While the Roguelite elements and the Town-Building elements each succeed on their own, it’s the ways that the two genres blend that help Cult of the Lamb stand out. On the more obvious side of this synergy, improving the cult can unlock new weapons and abilities that carry into the dungeons and make progression easier and more varied.
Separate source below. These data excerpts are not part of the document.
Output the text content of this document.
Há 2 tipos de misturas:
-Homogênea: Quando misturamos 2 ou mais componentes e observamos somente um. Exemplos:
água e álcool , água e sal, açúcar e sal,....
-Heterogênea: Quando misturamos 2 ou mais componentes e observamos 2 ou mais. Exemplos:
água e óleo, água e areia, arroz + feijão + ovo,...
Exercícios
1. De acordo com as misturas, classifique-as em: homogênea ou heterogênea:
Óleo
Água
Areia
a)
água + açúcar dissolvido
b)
However, the same works in the opposite direction, as the dungeons are where players will find the majority of their followers, and double as a source for materials to improve the cult. Being able to go down paths to collect wood, rocks, or food not only avoids risky fights, but can also be key to gathering enough materials to make some earlier buildings.

Altogether, Cult of the Lamb is an impressive title that leans heavier on the Roguelite genre than anything else, while still pulling everything it needs from the other genres that separate the games from the Indie crowd. Not every feature or mechanic is perfect, and the story is more interesting as lore than it is as a narrative, but that doesn’t seem to be the developer’s main focus. With that in mind, Cult of the Lamb succeeds where it matters, from the Roguelite dungeons to the dark cartoon aesthetic.

Cult of the Lamb is set to release on August 11th 2022 for PC, PlayStation 4, PlayStation 5, Switch, Xbox One, and Xbox Series X/S. Today Technology was provided a PC code for this review.